The end of Defender production in January 2016 was practically a national day of mourning in England.
Now, you can even get Defenders entirely renovated with new powertrains and all manner of luxury features, accompanied by six-figure price tags.
And the newly formed Jaguar Land Rover Classic unit will restore a rare 1948 pre-production Land Rover, recently uncovered after decades, to mark, the brand’s 70th anniversary this year.
But while the sturdy Landies are increasingly valuable in the U.S. and in Britain, they may still be taken a bit less seriously at home.
Why else would you take a perfectly good 50-year-old Land Rover 88 and convert it to run on … coal?
Yes, out of all the possible powertrain transplants—the rumored future all-electric Land Rover might have a nice rejoinder to the Bollinger B1, we think—why convert to the filthiest fossil fuel?
It’s all about entertaining his three grandchildren, as 67-year-old Frank Rothwell explains. Oh, and using it for his 1.5-mile commute to work as well.
The retired businessman from outside Manchester bought the Land Rover for £4,000 ($5,650) from a manufacturing company that had nicknamed the car “Mildred” for all the mildew inside.

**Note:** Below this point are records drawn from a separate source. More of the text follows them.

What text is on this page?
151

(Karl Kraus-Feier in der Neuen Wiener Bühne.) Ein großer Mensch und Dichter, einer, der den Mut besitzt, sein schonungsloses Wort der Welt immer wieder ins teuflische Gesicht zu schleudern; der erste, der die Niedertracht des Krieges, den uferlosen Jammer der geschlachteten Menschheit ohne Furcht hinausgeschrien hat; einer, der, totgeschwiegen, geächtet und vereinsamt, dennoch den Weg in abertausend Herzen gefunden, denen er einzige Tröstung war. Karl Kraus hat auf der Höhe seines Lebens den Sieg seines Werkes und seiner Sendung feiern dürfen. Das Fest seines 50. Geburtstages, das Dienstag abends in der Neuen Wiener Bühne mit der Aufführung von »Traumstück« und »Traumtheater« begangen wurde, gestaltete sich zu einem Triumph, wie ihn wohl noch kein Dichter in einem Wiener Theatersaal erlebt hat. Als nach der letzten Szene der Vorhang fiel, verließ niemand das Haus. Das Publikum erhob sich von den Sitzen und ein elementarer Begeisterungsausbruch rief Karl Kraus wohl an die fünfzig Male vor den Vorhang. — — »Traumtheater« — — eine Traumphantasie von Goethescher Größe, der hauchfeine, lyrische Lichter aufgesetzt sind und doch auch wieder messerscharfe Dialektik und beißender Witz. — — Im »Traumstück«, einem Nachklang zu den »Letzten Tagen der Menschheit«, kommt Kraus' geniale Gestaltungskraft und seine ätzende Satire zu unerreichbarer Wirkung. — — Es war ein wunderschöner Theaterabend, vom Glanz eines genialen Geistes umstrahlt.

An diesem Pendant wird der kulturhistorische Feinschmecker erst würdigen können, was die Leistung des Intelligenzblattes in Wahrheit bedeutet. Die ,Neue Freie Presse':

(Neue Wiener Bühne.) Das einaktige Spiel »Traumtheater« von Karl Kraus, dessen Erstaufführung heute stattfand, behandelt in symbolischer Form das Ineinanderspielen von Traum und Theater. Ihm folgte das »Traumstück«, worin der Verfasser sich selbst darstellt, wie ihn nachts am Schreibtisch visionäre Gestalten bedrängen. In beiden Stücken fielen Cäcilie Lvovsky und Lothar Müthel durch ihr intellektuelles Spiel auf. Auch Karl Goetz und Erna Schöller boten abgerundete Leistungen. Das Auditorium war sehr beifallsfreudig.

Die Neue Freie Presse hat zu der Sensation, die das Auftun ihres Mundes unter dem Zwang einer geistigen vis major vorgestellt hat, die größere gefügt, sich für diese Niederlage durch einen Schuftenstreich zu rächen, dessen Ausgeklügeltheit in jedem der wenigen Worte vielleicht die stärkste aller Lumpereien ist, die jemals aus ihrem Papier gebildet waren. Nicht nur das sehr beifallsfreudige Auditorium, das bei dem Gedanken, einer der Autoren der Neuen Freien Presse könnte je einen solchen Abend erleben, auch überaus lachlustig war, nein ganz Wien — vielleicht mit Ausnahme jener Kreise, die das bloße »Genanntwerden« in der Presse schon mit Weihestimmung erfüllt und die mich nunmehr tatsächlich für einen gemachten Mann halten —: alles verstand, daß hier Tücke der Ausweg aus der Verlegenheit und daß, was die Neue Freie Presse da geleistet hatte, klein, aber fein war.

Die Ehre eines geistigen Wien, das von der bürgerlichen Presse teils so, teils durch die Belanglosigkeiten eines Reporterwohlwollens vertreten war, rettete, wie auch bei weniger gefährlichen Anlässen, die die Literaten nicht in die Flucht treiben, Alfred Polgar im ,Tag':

He says he spent £24,000 ($34,000) and put more than 400 hours into the project to refit the old Land Rover with a coal-fired boiler that heats water until it turns into steam to power the steam engine that turns the wheels.

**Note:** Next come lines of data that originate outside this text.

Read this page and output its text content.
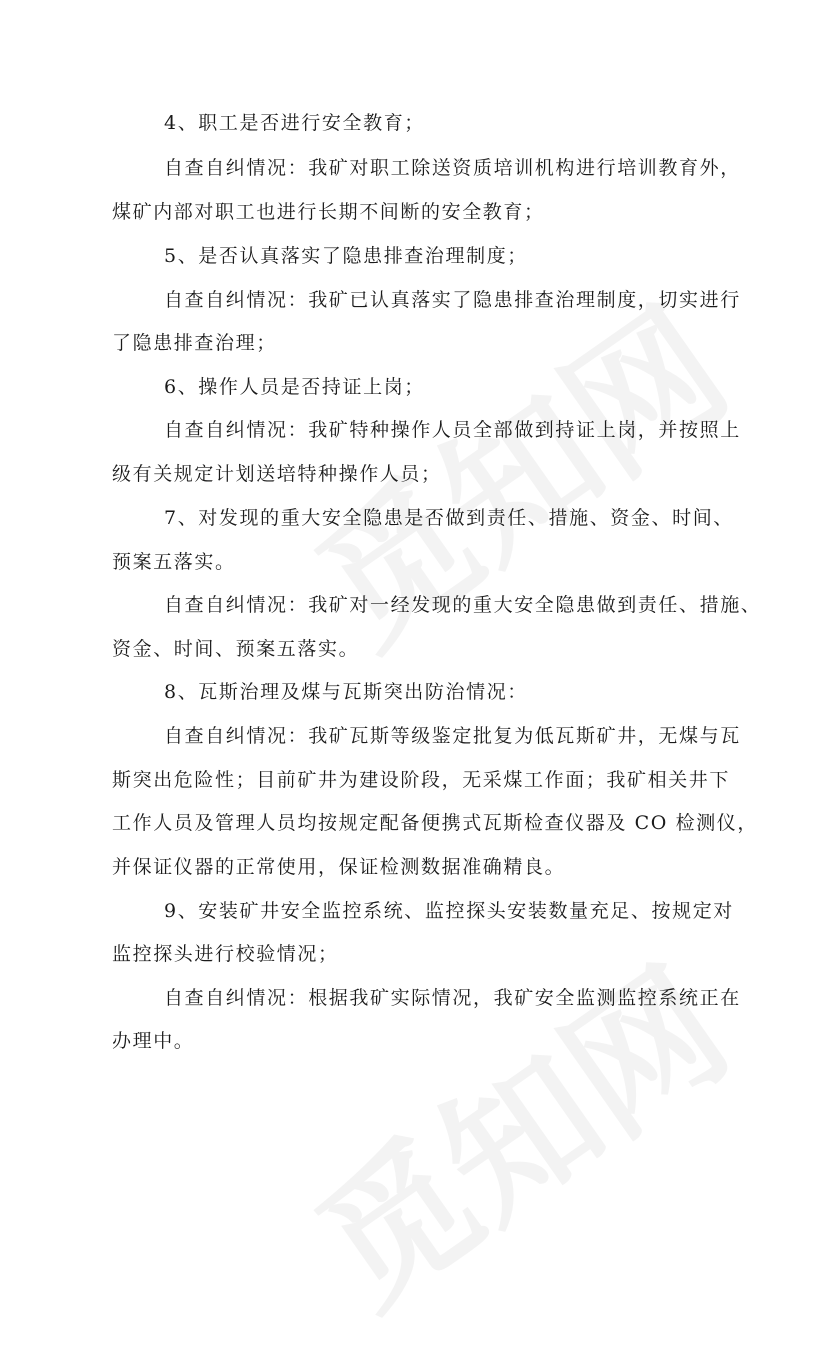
4、职工是否进行安全教育；
自查自纠情况：我矿对职工除送资质培训机构进行培训教育外，
煤矿内部对职工也进行长期不间断的安全教育；
5、是否认真落实了隐患排查治理制度；
自查自纠情况：我矿已认真落实了隐患排查治理制度，切实进行
了隐患排查治理；
6、操作人员是否持证上岗；
自查自纠情况：我矿特种操作人员全部做到持证上岗，并按照上
级有关规定计划送培特种操作人员；
7、对发现的重大安全隐患是否做到责任、措施、资金、时间、
预案五落实。
自查自纠情况：我矿对一经发现的重大安全隐患做到责任、措施、
资金、时间、预案五落实。
8、瓦斯治理及煤与瓦斯突出防治情况：
自查自纠情况：我矿瓦斯等级鉴定批复为低瓦斯矿井，无煤与瓦
斯突出危险性；目前矿井为建设阶段，无采煤工作面；我矿相关井下
工作人员及管理人员均按规定配备便携式瓦斯检查仪器及 CO 检测仪，
并保证仪器的正常使用，保证检测数据准确精良。
9、安装矿井安全监控系统、监控探头安装数量充足、按规定对
监控探头进行校验情况；
自查自纠情况：根据我矿实际情况，我矿安全监测监控系统正在
办理中。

The previously recessed grille now sports a locomotive-like mock boiler front, complete with Land Rover badge and a working chimney for the coal smoke.
With a full head of steam, top speed is a leisurely 15 mph, though that’s in keeping with the marque, since early models were hard-pressed to go much above 40 to 50 mph.
His three grandchildren are big fans of the coal-powered Land Rover, though Rothwell says his wife is less enthusiastic.
“I think it’s really good for children of this era to do things like lighting fires and using coal,” he says, “because they have little access to using things like that these days.”